A variant gene may give carriers a sweet tooth but protect them from some of the effects of carbs.
A variant gene may give carriers a sweet tooth but protect them from some of the effects of carbs.
John Lamb / Getty Images

How come your friend eats what she wants and never gets fat, but you tuck into the carbs and up go the kilos? She may have been blessed with version A of the FGF21 gene. People with this gene seem to eat carbs but not put on weight.

That’s suggested by a study of 451,099 people, published today in Cell Reports.

Drug developers have had their eye on the FGF21 gene for some time. Secreted by liver cells, it seems to rival insulin in its role as a metabolic regulator. It senses nutrient intake and signals back to the satiety centre of the brain – the hypothalamus.

One of its other functions is that it appears to make tissues more sensitive to the effects of insulin and that particularly piques the interest of drug developers. With the type 2 diabetes epidemic – where people lose the ability to control their blood sugar with insulin – perhaps this could be the next big diabetes drug?

Mice that have been given the hormone, or extra copies of the gene that produces it, reduce their sugar appetite and do not gain weight. Conversely, mice that had the gene removed developed a craving for sugar.

To get more of an inkling of what tweaking the activity of FGF21 would do in humans, geneticist Timothy Frayling, at the University of Exeter Medical School in the UK, and colleagues made use of nature’s genetic experiment.

People carry different variants of the gene. For instance, 20% of the European population carry two copies of the FGF21 A variant. A 2017 study by Danish researchers showed these carriers were more likely to have a sweet tooth, suggesting that, like the mice who lacked the gene, they had lower levels of the FGF21 hormone.

In the current study, the researchers tapped into the UK Biobank study which has collected the DNA of 500,000 people, their medical histories and data on their lifestyle and diet. For 451,099 of them, the researchers analysed the FGF21 variant they carried and cross-checked with the results of their food questionnaires and medical records.

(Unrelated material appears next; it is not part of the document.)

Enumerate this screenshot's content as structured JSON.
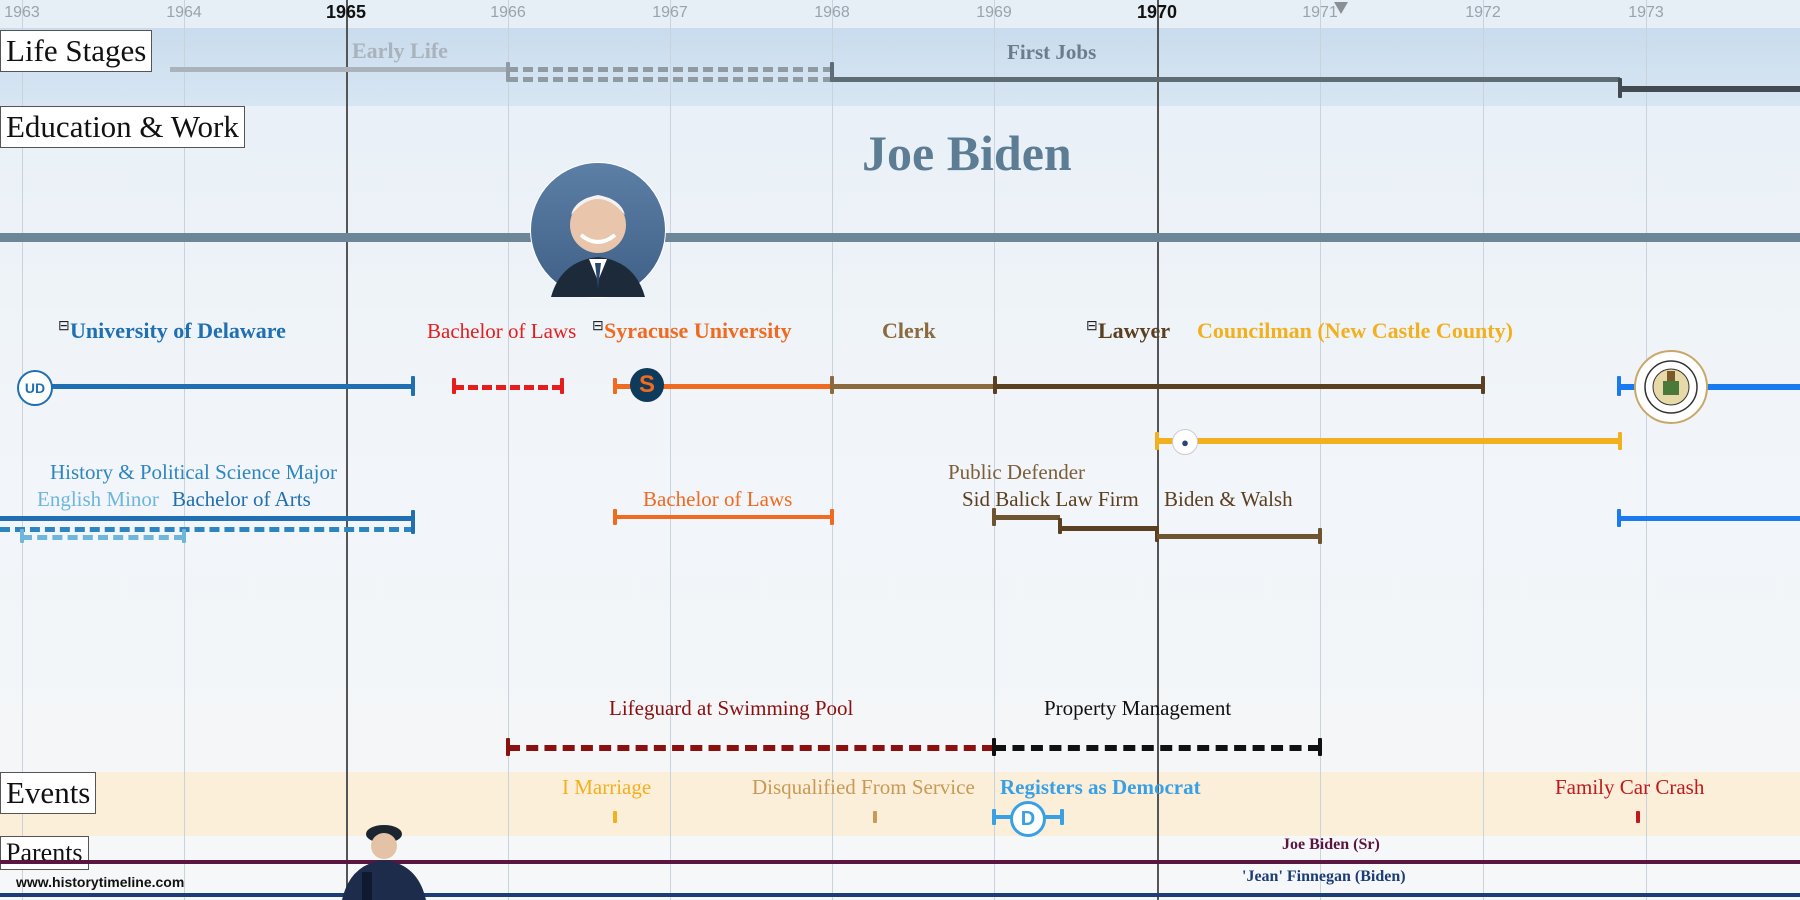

Like the Danish researchers, they found those with the A variant showed a preference for high-carb diets but were not overweight.

The next finding from the study was less happy news. Though A types were generally trim, the fat they deposited went onto their stomachs (an “apple” distribution), rather than their hips ( a “pear” distribution).  “Pear people are healthier,” says Frayling. “Probably because apples have fat around their liver, pancreas and heart.”

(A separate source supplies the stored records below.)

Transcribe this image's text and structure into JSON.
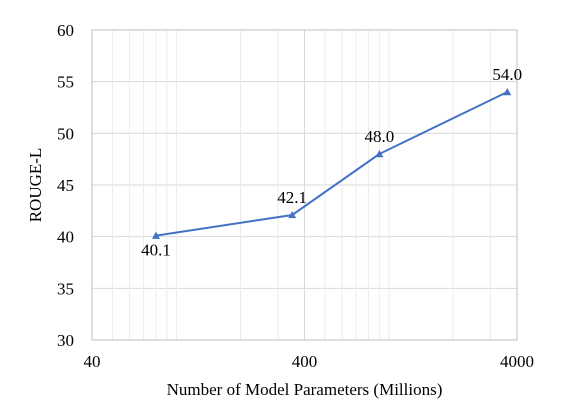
{
  "chart_data": {
    "type": "line",
    "xscale": "log",
    "x": [
      80,
      350,
      900,
      3600
    ],
    "series": [
      {
        "values": [
          40.1,
          42.1,
          48.0,
          54.0
        ],
        "color": "#4472c4",
        "marker": "triangle"
      }
    ],
    "data_labels": [
      "40.1",
      "42.1",
      "48.0",
      "54.0"
    ],
    "xlabel": "Number of Model Parameters (Millions)",
    "ylabel": "ROUGE-L",
    "xlim": [
      40,
      4000
    ],
    "ylim": [
      30,
      60
    ],
    "xticks": [
      40,
      400,
      4000
    ],
    "xtick_labels": [
      "40",
      "400",
      "4000"
    ],
    "yticks": [
      30,
      35,
      40,
      45,
      50,
      55,
      60
    ],
    "ytick_labels": [
      "30",
      "35",
      "40",
      "45",
      "50",
      "55",
      "60"
    ],
    "grid": true,
    "legend": "none"
  }
}
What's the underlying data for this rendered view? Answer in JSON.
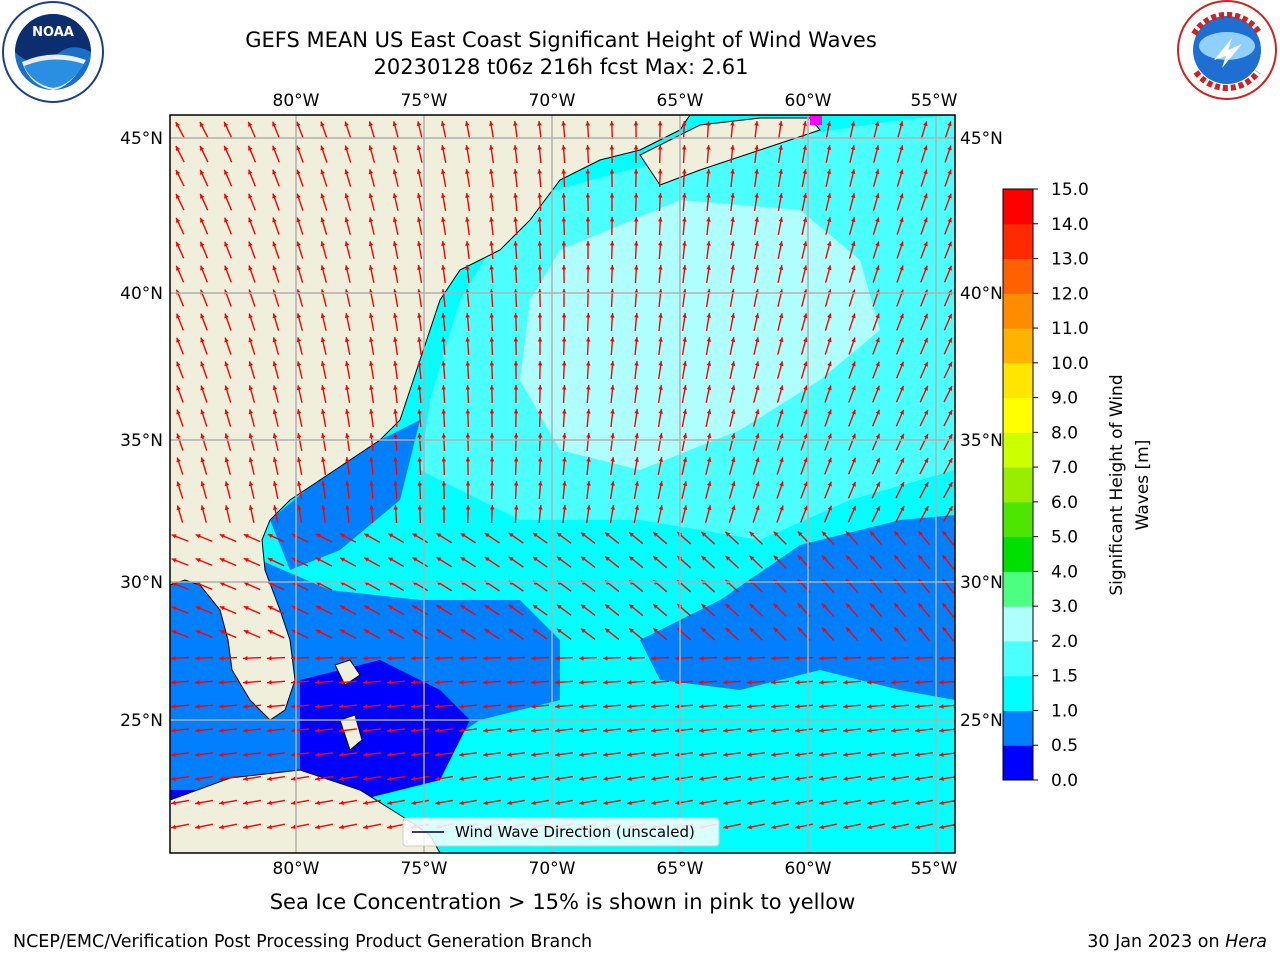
{
  "title": {
    "line1": "GEFS MEAN US East Coast Significant Height of Wind Waves",
    "line2": "20230128 t06z 216h fcst   Max: 2.61"
  },
  "map": {
    "lon_ticks": [
      "80°W",
      "75°W",
      "70°W",
      "65°W",
      "60°W",
      "55°W"
    ],
    "lat_ticks": [
      "45°N",
      "40°N",
      "35°N",
      "30°N",
      "25°N"
    ],
    "legend_label": "Wind Wave Direction (unscaled)",
    "colors": {
      "land": "#efefdc",
      "grid": "#b0b0b0",
      "arrow": "#ff0000",
      "ice": "#ff00ff"
    }
  },
  "colorbar": {
    "label": "Significant Height of Wind Waves [m]",
    "label_line1": "Significant Height of Wind",
    "label_line2": "Waves [m]",
    "ticks": [
      "0.0",
      "0.5",
      "1.0",
      "1.5",
      "2.0",
      "3.0",
      "4.0",
      "5.0",
      "6.0",
      "7.0",
      "8.0",
      "9.0",
      "10.0",
      "11.0",
      "12.0",
      "13.0",
      "14.0",
      "15.0"
    ],
    "colors": [
      "#0000ff",
      "#0080ff",
      "#00ffff",
      "#4cffff",
      "#b0ffff",
      "#4dff80",
      "#00e000",
      "#4ce600",
      "#99ee00",
      "#ccff00",
      "#ffff00",
      "#ffe600",
      "#ffb300",
      "#ff8c00",
      "#ff6000",
      "#ff2a00",
      "#ff0000"
    ]
  },
  "footer": {
    "note": "Sea Ice Concentration > 15% is shown in pink to yellow",
    "credit_left": "NCEP/EMC/Verification Post Processing Product Generation Branch",
    "date": "30 Jan 2023 on ",
    "machine": "Hera"
  },
  "logos": {
    "noaa_icon": "noaa-logo-icon",
    "nws_icon": "nws-logo-icon",
    "noaa_text": "NOAA"
  }
}
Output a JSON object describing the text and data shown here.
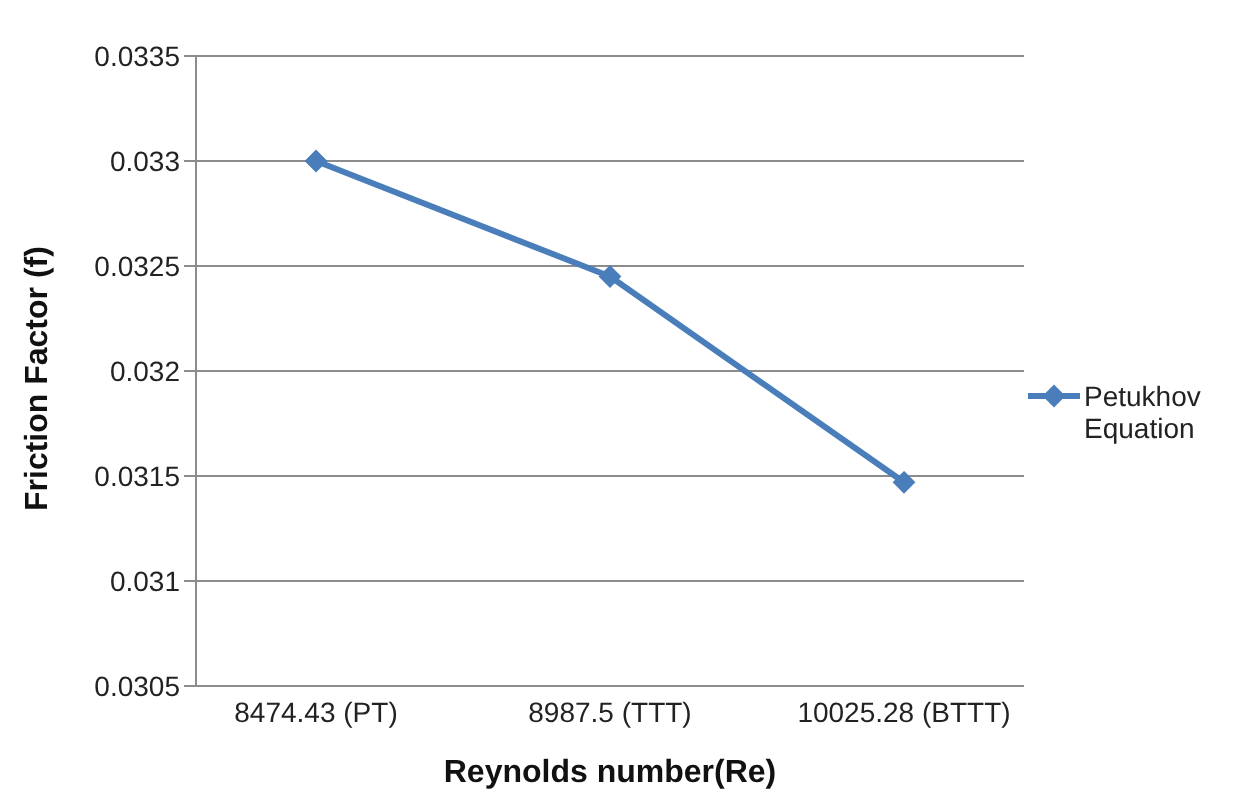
{
  "chart_data": {
    "type": "line",
    "xlabel": "Reynolds number(Re)",
    "ylabel": "Friction Factor (f)",
    "categories": [
      "8474.43 (PT)",
      "8987.5 (TTT)",
      "10025.28 (BTTT)"
    ],
    "series": [
      {
        "name": "Petukhov Equation",
        "color": "#4a7ebb",
        "values": [
          0.033,
          0.03245,
          0.03147
        ]
      }
    ],
    "ylim": [
      0.0305,
      0.0335
    ],
    "yticks": [
      0.0305,
      0.031,
      0.0315,
      0.032,
      0.0325,
      0.033,
      0.0335
    ],
    "grid": "y",
    "legend": "right",
    "marker": "diamond"
  }
}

Indeed the apples in the current study showed a slightly higher blood pressure. All the effects were very small, however, and Frayling says not to be worried about your FGF21 genotype.

So what’s the practical use of these findings?

According to Stephen Simpson, a nutrition researcher and director of the Charles Perkins Centre at Sydney University, they challenge the view that “no matter what, sugar consumption is bad. This villainisation needs proper exploration.”

For Frayling the findings sound a cautionary note to drug developers who already have FGF21 targeting compounds in clinical trials. Even if resetting the levels of the hormone helps insulin sensitivity, it might raise the risk of other apple-associated diseases. “ My impression is this gene can alter too many things,” says Frayling.

And does it explain why your friend stays slim on carbs?

“That’s the million-dollar question,” says Frayling. “It might be a little piece of the jigsaw.”